Fatture alla PA e debiti fiscali: cosa cambia dal 2026 per i professionisti
Con la Legge di Bilancio 2026 cambiano le regole sui pagamenti della Pubblica Amministrazione: anche un debito minimo può incidere sull’incasso delle fatture dei professionisti.

Dal 2026 il rapporto economico tra professionisti e Pubblica Amministrazione diventa più rigido sul fronte dei controlli fiscali. La nuova Manovra non introduce un blocco generalizzato dei pagamenti, ma rafforza e amplia un meccanismo già esistente, con effetti concreti anche per fatture di importo ridotto.
Controlli fiscali estesi anche sotto i 5.000 euro
La Legge di Bilancio 2026 riscrive l’articolo 48-bis del DPR 602/1973, che già prevede il blocco dei pagamenti della PA in presenza di cartelle esattoriali per fatture superiori a 5.000 euro.
La novità è che, dal 15 giugno 2026, la verifica preventiva dei debiti fiscali scatterà anche per compensi inferiori a 5.000 euro, comprese le somme dovute per il gratuito patrocinio.
Anche un euro di debito può incidere sul pagamento
Con le nuove regole, anche una cartella di importo minimo modifica le modalità di pagamento:
- la PA verserà direttamente alla Riscossione l’importo del debito;
- solo l’eventuale differenza positiva tra fattura e debito sarà pagata al professionista.
In pratica, lo stop non si traduce sempre in un blocco totale, ma può diventare un taglio del compenso.
Come funzionerà il pagamento delle fatture
Il nuovo sistema distingue tra:
- fatture fino a 5.000 euro: in presenza di cartelle, pagamento alla Riscossione e saldo al professionista solo per la parte eccedente;
- fatture oltre 5.000 euro: resta il blocco totale del pagamento in caso di irregolarità.
Le critiche delle professioni

La riforma non ha soddisfatto il mondo professionale.
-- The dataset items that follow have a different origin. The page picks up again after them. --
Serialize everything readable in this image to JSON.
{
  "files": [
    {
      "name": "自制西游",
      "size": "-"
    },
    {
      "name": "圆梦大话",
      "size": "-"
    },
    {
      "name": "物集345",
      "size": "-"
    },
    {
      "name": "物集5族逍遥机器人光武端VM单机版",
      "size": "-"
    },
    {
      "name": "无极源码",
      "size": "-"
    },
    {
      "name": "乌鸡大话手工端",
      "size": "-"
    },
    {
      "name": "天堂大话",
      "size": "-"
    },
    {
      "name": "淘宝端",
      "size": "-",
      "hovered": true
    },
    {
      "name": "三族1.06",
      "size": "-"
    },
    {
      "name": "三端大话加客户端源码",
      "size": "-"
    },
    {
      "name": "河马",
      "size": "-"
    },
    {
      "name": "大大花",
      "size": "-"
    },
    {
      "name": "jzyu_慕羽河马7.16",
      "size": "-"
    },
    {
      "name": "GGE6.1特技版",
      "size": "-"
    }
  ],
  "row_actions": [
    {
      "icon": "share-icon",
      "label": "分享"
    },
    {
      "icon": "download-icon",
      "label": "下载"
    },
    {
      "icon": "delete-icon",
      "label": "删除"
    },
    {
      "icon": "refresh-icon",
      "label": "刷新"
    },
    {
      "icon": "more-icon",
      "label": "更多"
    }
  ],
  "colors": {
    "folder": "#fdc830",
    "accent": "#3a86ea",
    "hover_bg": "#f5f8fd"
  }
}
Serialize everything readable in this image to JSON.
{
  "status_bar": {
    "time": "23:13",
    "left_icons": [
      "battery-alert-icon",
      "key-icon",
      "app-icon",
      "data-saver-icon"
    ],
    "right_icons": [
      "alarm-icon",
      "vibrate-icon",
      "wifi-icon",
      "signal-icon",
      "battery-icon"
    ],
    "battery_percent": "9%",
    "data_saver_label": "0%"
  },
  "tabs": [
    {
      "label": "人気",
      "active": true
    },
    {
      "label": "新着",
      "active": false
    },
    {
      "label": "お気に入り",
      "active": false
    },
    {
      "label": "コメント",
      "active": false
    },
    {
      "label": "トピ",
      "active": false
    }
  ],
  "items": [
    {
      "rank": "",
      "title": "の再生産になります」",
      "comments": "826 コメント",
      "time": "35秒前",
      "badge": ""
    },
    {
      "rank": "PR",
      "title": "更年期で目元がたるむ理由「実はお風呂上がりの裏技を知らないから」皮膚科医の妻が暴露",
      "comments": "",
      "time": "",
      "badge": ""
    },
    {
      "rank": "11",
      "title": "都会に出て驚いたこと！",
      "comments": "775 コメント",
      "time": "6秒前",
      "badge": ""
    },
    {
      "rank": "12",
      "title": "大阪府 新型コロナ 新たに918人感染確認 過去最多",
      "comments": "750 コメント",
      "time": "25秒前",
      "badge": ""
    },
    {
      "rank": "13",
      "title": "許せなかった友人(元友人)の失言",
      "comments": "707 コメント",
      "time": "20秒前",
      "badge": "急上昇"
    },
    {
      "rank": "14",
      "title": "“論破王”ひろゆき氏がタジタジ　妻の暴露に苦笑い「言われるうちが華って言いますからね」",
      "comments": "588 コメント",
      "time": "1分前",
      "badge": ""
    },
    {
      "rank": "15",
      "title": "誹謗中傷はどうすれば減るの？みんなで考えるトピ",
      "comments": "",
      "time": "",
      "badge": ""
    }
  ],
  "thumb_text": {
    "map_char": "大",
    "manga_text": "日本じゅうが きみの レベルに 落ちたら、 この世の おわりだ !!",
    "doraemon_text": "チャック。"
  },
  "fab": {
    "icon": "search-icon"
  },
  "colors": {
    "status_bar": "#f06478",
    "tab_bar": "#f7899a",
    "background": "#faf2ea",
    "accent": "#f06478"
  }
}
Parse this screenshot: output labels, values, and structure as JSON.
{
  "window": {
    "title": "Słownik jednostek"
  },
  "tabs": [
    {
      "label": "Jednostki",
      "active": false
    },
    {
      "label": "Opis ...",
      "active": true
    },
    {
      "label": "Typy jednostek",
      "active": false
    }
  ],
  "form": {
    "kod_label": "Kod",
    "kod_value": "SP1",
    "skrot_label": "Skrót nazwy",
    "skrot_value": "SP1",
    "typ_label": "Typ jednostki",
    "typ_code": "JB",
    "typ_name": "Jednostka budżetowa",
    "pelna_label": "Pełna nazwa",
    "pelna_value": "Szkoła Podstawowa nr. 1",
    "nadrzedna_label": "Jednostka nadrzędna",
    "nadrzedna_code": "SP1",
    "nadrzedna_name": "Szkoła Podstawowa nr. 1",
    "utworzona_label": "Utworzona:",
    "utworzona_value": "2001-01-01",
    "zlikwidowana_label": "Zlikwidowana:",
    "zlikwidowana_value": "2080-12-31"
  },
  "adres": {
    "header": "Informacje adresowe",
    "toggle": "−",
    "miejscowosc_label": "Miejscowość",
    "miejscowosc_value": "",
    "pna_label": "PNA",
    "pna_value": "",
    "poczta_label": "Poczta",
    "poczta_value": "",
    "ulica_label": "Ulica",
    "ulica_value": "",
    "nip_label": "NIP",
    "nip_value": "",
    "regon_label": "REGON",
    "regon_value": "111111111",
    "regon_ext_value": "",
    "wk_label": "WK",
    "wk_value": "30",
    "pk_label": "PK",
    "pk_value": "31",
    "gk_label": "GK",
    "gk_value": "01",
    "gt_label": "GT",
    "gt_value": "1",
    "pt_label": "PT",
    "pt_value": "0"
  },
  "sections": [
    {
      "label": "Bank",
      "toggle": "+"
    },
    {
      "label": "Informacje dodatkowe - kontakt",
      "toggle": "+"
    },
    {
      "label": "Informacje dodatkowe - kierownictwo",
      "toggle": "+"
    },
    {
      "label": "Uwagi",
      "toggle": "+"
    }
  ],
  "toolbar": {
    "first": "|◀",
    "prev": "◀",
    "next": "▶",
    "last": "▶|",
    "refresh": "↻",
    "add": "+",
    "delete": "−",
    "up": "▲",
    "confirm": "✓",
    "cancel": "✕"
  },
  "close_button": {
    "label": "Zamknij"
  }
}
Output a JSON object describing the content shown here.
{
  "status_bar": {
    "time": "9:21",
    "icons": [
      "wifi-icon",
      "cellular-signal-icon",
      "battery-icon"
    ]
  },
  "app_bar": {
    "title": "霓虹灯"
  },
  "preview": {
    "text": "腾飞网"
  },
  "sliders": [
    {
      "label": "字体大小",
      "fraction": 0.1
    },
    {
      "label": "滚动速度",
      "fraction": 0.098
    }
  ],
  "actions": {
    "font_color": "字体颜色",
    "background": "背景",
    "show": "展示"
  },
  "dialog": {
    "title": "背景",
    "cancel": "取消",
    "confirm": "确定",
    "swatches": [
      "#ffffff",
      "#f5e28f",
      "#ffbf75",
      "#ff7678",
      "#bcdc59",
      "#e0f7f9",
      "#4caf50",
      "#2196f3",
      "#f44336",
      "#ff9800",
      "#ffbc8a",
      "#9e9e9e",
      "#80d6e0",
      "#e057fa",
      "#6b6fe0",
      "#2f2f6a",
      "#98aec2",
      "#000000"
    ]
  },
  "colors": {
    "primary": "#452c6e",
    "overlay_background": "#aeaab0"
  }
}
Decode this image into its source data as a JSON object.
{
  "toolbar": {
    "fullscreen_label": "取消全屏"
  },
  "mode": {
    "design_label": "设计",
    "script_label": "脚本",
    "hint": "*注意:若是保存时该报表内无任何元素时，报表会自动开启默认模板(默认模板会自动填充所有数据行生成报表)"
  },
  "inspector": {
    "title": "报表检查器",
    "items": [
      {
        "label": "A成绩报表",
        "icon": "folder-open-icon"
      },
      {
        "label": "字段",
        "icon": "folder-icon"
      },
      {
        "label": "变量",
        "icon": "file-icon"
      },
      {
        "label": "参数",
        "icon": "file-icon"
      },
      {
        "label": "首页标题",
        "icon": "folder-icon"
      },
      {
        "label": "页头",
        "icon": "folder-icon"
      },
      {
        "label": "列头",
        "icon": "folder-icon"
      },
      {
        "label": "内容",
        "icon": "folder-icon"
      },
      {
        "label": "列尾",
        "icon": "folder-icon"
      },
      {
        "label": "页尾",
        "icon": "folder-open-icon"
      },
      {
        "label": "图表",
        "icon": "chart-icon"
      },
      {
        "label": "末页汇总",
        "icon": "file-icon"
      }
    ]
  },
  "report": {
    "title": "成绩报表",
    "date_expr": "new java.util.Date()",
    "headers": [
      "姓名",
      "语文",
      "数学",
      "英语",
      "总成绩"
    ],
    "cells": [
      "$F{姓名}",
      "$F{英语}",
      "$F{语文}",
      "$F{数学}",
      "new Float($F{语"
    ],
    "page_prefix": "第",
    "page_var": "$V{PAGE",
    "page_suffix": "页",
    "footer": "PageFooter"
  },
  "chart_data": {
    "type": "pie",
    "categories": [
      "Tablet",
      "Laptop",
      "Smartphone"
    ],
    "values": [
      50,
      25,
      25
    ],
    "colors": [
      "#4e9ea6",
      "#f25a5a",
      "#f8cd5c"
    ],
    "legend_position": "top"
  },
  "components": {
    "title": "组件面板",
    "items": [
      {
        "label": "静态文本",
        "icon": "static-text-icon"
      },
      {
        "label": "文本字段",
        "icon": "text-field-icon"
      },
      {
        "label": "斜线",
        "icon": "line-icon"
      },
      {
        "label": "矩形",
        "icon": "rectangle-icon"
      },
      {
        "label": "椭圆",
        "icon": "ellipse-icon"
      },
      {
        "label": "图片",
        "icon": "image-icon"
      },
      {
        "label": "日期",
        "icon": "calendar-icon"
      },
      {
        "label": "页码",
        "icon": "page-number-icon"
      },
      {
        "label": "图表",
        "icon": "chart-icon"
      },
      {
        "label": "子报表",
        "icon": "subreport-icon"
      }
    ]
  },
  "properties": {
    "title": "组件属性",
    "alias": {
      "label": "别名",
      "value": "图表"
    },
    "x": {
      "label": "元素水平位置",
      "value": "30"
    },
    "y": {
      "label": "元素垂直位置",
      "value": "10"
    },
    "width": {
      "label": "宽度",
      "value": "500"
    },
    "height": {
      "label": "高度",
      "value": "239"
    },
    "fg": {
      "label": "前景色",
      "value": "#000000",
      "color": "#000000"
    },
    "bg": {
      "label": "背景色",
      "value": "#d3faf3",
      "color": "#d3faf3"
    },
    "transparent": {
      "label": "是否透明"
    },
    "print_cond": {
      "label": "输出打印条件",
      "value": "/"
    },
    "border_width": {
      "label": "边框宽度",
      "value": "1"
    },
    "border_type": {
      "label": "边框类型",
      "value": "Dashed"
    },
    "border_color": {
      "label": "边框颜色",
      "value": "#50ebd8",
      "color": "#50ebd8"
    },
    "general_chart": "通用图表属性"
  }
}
Il presidente del Consiglio nazionale dei commercialisti, Elbano de Nuccio, ha sottolineato come la norma continui a penalizzare i professionisti, senza prevedere soglie minime di debito oltre le quali far scattare i controlli.
Secondo de Nuccio, se da un lato viene sbloccato il pagamento della quota eccedente il debito, dall’altro resta una sperequazione nei confronti dei professionisti rispetto ad altri fornitori della PA.
Entrata in vigore rinviata a giugno 2026
Un elemento di apertura arriva dal rinvio dell’entrata in vigore: le nuove regole non scatteranno da gennaio, ma da metà giugno 2026. Un differimento che potrebbe lasciare spazio a ulteriori interventi correttivi, come l’introduzione di soglie minime, per evitare verifiche sproporzionate su pagamenti di importo marginale.